Legal frameworks that ensure user privacy and freedom of choice between central bank digital currencies and other forms of money will be key in driving CDBC adoption, according to the head of the Bank for International Settlements.
Speaking at the BIS Innovation Hub conference in Switzerland on September 27, BIS Director General Agustín Carstens emphasized that legal frameworks remain a key consideration in the development and spread of central bank digital currencies around the world:
“More importantly, the legitimacy of a CBDC will derive from the legal authority of the central bank to issue it. This authority must be anchored in law.”
He added that different countries’ laws determine the types of money their central banks can issue, which usually includes physical cash in addition to credit balances in current and reserve accounts:
“According to an IMF paper published in 2021, nearly 80% of central banks are either not allowed to issue digital currency under their current laws, or the legal framework is unclear.”
Carstens also pointed to a Bank for International Settlements study indicating that 93% of the world’s central banks are involved in the development of CBDCs at various different stages. Given that most of these institutions are actively looking to meet public demand for digital forms of fiat currencies, the BIS president said that outdated or unclear legal frameworks hindering their deployment are unacceptable.
Criticisms of the misuse of central bank digital currencies (CBDCs) in relation to social credit scores or rankings by their issuers have also been addressed. According to Carstens, a central bank digital currency (CBDC) needs to operate within a framework of defined rights and obligations.
Related: US Democrats talk about global leadership of central bank digital currencies, Republicans fear ‘dark side’
The Director General of the Bank for International Settlements says three basic elements are necessary. This includes maintaining the privacy of CBDC users and their data, the integrity of the financial system, as well as people’s right to choose between CBDCs and other forms of money.

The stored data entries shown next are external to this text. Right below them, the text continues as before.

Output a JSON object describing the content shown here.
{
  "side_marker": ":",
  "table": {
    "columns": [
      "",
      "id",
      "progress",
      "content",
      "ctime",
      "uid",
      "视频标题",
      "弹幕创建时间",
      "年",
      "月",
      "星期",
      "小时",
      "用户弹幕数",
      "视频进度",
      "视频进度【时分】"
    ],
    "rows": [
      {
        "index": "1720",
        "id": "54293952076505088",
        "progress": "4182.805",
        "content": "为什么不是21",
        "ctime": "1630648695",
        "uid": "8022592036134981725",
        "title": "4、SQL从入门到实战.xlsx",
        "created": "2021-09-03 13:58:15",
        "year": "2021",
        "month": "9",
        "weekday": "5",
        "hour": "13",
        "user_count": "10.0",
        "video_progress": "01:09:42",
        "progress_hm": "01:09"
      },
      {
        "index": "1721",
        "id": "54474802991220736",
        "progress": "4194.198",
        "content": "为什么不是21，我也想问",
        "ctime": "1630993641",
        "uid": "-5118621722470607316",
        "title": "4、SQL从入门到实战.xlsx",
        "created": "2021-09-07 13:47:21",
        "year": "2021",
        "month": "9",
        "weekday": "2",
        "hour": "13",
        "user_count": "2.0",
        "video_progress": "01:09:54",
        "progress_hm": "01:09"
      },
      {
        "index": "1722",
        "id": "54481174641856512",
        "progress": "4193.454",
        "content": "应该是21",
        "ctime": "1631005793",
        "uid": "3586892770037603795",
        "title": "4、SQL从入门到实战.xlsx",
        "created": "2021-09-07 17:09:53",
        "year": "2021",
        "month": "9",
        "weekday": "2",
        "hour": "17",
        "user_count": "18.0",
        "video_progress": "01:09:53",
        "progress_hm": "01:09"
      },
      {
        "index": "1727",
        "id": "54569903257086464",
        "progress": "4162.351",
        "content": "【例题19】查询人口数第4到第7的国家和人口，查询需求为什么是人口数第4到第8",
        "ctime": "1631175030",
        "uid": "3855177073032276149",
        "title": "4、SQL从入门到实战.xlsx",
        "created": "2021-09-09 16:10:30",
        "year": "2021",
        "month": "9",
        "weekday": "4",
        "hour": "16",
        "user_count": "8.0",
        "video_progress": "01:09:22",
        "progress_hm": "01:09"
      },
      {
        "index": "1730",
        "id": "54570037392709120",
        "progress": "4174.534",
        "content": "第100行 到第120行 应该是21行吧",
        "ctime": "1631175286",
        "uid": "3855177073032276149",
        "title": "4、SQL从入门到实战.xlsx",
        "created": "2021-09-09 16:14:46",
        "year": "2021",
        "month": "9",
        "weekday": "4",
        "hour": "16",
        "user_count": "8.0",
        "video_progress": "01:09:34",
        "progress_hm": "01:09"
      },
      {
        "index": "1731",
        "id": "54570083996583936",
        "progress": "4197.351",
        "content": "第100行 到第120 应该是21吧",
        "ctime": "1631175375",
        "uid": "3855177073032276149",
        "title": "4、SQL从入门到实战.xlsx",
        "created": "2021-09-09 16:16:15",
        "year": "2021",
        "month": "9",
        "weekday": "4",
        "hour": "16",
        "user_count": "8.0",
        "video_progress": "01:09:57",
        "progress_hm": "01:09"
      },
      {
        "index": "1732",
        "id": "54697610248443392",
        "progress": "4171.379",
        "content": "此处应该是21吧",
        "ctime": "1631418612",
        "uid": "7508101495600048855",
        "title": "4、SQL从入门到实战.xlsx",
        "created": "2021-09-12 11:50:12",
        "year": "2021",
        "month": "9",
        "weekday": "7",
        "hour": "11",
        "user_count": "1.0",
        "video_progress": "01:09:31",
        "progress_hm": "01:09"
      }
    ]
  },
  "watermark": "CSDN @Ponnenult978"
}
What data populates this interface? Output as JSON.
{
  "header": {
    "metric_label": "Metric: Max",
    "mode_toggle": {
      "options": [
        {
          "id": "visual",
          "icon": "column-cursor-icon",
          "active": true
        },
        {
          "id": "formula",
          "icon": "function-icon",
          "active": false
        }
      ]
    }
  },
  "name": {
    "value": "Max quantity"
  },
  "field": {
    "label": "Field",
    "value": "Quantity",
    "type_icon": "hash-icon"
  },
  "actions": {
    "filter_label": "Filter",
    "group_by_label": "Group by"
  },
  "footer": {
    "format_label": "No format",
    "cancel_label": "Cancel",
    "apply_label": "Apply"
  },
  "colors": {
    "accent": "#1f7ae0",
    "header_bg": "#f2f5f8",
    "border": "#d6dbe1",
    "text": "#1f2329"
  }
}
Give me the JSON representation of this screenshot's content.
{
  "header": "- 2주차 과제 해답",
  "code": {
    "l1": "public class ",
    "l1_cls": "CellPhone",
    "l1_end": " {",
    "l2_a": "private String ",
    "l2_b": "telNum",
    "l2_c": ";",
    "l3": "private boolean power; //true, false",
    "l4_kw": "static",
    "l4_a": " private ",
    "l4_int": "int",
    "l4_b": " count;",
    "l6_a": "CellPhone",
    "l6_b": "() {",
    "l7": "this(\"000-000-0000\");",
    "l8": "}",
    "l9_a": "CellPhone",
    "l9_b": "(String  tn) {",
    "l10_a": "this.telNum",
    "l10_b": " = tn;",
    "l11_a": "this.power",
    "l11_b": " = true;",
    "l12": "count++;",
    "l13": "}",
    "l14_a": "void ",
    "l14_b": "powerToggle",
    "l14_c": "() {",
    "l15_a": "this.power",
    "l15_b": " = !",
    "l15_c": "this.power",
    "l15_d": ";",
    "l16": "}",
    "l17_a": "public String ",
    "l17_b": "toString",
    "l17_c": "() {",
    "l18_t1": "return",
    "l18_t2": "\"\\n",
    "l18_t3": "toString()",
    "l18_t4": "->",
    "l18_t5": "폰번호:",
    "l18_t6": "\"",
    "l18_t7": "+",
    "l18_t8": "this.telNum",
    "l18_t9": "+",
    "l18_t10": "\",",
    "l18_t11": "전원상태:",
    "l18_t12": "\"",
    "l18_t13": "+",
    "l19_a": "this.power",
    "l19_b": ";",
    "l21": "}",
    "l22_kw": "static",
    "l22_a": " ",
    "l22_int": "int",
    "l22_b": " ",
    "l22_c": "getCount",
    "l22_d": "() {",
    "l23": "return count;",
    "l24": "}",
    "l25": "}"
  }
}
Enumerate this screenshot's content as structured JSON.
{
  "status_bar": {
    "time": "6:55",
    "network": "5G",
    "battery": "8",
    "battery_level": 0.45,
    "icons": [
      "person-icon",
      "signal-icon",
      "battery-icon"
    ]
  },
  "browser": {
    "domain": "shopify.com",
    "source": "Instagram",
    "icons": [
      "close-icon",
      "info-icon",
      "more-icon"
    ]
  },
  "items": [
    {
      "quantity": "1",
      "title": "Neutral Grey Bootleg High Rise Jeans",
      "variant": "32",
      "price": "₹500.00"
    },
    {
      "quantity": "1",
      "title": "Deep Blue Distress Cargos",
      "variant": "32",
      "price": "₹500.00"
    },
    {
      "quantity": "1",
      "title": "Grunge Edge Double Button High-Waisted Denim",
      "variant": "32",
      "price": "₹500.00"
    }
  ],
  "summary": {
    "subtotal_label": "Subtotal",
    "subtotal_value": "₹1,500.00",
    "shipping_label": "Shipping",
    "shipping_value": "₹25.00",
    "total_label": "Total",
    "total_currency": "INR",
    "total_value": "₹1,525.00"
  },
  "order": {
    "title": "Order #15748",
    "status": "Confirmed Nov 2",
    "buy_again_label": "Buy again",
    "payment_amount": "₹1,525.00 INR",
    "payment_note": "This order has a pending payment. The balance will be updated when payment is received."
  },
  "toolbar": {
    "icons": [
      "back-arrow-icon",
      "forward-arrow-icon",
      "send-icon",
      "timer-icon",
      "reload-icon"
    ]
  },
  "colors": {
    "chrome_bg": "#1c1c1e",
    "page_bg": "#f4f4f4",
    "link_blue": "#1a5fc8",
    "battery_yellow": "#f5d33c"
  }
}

Carstens noted that different countries have different trends regarding the use of cash and adoption of digital payments and that retail CBDCs are expected to coexist alongside cash and commercial bank money:
“A central bank offering CBDCs should increase the choices available to society, not reduce them.
As Cointelegraph previously reported, China continues to push the development and use of its central bank digital currency (CBDC) digital yuan program. A recent update to the e-CNY pilot app now allows tourists heading to China to pre-load their digital yuan wallets using Visa and Mastercard payments.
Meanwhile, the Central Bank Digital Currency (CBDC) Anti-State Surveillance Act bill, which aims to prevent the US Federal Reserve from issuing a central bank digital currency (CBDC), passed a vote in the House Financial Services Committee on September 21. . The bill will next head to Congress, where it looks to fight “state control of the currency.”